Irish Porter

History by the Glass by | Jun 2012 | Issue #65

I was gutted when the Guinness archivist told me that I couldn’t look at their brewing records. How was I ever going to get evidence about Irish Porter and Stout? In particular, I wanted to find out how they differed from their London cousins.

I needn’t have worried. Two books reveal almost everything I want to know about Irish Porter brewing. The first is A Bottle of Guinness Please by David Hughes. Judging by the cover, it looks like a compilation of old Guinness advertising. But inside are the malt bills and hopping rates for all of Guinness’ beers in 1883.

65FermentedCulture2The difference with London Porter leaps right out: There’s no brown malt.

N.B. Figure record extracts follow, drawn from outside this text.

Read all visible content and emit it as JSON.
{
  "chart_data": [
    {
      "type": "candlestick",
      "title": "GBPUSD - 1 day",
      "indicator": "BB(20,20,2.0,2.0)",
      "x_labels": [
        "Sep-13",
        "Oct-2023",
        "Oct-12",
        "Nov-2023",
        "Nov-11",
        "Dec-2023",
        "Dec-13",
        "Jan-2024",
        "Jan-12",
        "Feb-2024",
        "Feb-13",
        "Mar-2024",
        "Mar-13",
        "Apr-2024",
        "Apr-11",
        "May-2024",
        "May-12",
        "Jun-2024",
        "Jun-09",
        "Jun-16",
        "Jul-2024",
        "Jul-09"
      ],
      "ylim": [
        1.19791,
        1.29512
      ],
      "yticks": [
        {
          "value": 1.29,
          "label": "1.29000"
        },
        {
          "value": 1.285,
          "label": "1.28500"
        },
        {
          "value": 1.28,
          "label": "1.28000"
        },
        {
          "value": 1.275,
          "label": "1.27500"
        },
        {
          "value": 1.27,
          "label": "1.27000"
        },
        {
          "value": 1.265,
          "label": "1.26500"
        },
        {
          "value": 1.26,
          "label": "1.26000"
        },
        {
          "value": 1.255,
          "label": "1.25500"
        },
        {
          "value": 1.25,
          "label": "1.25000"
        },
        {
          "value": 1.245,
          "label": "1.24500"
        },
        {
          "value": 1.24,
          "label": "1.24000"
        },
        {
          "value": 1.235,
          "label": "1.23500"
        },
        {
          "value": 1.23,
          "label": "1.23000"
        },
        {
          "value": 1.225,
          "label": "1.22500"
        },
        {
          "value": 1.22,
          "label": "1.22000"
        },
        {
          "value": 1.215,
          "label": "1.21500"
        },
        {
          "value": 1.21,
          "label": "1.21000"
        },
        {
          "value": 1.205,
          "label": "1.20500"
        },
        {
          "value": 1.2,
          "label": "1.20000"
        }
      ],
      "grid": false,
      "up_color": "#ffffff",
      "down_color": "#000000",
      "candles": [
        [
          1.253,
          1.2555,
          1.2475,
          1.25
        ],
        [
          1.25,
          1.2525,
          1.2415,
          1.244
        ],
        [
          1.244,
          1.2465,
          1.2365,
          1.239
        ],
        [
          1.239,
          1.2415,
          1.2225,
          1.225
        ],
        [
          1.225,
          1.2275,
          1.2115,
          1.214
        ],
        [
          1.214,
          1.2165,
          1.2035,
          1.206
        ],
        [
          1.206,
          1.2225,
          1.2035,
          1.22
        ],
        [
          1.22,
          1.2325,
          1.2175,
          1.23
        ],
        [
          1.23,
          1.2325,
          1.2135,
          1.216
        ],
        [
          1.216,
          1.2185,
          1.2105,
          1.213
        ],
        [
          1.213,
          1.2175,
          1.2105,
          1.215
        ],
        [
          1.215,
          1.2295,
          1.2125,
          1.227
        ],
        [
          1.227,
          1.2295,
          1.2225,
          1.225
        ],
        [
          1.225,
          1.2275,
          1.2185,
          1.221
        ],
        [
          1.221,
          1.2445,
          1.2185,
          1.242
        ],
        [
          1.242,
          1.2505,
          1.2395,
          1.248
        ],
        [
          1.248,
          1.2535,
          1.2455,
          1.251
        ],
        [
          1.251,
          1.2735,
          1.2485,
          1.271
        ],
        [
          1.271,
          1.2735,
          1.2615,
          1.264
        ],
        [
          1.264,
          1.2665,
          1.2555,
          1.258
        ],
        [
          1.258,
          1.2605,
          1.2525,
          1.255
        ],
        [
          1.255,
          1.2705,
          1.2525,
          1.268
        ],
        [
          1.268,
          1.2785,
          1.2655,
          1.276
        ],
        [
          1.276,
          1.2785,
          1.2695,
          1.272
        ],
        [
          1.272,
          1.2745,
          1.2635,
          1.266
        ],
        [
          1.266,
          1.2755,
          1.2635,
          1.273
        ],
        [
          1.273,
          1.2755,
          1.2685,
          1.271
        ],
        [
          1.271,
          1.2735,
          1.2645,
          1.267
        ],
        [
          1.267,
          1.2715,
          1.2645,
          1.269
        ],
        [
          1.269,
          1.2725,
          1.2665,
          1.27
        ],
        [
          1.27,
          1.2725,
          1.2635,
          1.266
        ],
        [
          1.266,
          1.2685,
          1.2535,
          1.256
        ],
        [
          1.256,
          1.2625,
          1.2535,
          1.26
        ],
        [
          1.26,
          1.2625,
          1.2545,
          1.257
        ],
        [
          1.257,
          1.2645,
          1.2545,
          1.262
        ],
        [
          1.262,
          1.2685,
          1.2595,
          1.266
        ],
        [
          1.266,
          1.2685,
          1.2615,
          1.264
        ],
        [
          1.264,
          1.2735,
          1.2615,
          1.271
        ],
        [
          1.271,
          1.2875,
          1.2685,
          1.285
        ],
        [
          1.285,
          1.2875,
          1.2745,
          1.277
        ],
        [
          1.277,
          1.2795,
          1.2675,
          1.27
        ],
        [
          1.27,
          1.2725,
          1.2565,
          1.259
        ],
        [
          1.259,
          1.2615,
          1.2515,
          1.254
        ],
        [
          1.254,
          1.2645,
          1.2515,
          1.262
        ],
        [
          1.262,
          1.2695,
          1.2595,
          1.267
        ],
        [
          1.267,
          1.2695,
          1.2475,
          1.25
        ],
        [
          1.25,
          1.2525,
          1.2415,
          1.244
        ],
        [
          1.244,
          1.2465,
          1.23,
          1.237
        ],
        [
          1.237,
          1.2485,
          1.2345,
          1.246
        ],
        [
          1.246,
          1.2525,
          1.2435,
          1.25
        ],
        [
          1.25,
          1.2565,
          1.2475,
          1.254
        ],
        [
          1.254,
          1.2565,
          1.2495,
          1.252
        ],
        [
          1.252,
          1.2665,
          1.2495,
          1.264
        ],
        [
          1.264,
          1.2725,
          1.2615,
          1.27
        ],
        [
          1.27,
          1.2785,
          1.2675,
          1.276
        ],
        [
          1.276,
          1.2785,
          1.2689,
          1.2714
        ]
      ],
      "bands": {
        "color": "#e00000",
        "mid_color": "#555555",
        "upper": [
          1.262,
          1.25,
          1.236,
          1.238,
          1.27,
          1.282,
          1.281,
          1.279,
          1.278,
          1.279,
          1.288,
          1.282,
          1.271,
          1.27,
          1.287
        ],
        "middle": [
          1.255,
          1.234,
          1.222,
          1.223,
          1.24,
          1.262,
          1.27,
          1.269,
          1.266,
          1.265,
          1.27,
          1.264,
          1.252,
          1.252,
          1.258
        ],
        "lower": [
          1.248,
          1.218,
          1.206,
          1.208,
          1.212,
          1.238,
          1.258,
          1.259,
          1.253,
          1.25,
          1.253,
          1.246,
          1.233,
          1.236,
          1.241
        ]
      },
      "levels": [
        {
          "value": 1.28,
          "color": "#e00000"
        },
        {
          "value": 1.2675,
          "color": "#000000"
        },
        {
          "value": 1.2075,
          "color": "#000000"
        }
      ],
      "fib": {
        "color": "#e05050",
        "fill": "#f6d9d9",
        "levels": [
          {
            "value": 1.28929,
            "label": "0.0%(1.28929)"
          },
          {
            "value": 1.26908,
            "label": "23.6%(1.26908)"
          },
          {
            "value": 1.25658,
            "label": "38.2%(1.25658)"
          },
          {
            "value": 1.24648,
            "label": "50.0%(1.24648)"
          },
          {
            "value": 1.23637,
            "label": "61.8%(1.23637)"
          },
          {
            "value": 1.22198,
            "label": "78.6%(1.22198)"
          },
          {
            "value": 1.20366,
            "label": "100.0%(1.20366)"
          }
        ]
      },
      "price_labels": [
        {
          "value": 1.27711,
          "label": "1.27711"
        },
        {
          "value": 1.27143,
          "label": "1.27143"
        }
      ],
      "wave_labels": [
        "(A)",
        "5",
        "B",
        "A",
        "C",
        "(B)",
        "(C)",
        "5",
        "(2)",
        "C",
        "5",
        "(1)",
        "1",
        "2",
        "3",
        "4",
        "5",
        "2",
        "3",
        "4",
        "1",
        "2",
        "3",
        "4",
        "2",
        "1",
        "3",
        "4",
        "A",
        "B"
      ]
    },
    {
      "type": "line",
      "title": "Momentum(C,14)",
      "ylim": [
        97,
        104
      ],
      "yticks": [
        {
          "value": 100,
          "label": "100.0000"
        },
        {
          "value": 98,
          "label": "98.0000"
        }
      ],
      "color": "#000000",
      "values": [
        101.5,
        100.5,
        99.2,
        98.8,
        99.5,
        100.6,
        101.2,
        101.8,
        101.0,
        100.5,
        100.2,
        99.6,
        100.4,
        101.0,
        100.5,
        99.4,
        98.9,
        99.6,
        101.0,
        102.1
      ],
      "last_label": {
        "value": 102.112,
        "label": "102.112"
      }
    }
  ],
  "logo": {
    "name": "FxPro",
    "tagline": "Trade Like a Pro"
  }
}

London brewers stuck with a pale, brown and black malt blend right up until the 1960s. Where’s the roast barley? Guinness didn’t start using it until the 1930s.

The second book is an old brewing manual, written by Frank Faulkner in the 1880s. It contains a description of the brewing methods at a renowned Dublin Porter brewery. Faulkner carefully noted what made Dublin Porter unique:

• The water, which was soft.
• Enormous closed coppers, in which the wort caramelized.
• Long storage in vats.
• Careful blending.

Of those, the blending was the most crucial step to obtaining the Dublin flavor. It’s a surprisingly simple, yet flexible, method of producing beers of different qualities. Dublin brewers had three types of beer to blend. I’ll let Faulkner describe the first:

A Dublin brewer, we will say, brews in the season large quantities of a high-gravity stout at 32 to 35 lbs. [1089º to 1097º] saccharometer weight, this being stored in the immense vats mentioned for some twelve months, although it is possible that this period of storage varies according to the time when the matured flavour commences to develop, this matured heavy stout constituting, as I may describe it, the flavouring portion of the mixed or blended beer that is afterwards disposed of locally or exported.
The Theory and Practice of Modern Brewing by Frank Faulkner, 1888, page 262.

The second was standard Mild Porter, a beer which was brewed to be sold immediately without aging. The third is the oddest. I’ll let Frank do the talking again:

The “heading,” which, in several of the breweries, consists of a portion of very strong first wort partially fermented, say to half original gravity, and clarified to a definite extent by skimming.
The Theory and Practice of Modern Brewing by Frank Faulkner, 1888, page 262.

“Heading” is a type of priming, but instead of being a solution of sugar (about 1100º specific gravity), it’s partially fermented strong wort. Kräusening is a similar German technique.

By blending these three beers in different proportions, brewers could make a variety of different products. For example, a Porter to be sold locally on draft would be mostly Mild Porter with a little aged Porter for flavor and a good deal of heading to bring it quickly into condition. An Export Stout would have a large proportion of aged Porter and very little heading. Extra Stout would be somewhere between the two.

It echoes older London practice, where aged Porter would be mixed with Mild Porter. But by the 1880s, this method was as good as dead. Most breweries phased out their Keeping Porter in the 1870s. Only the stronger Stouts, which were brewed in relatively small quantities, were still vatted. Heading, however, was uniquely Irish.

The evolution and slow divergence of Irish Porter from the London original is a story that’s been repeated across the world. Displace a beer and, like a plant, it will adapt to its new environment. Just look at IPAs.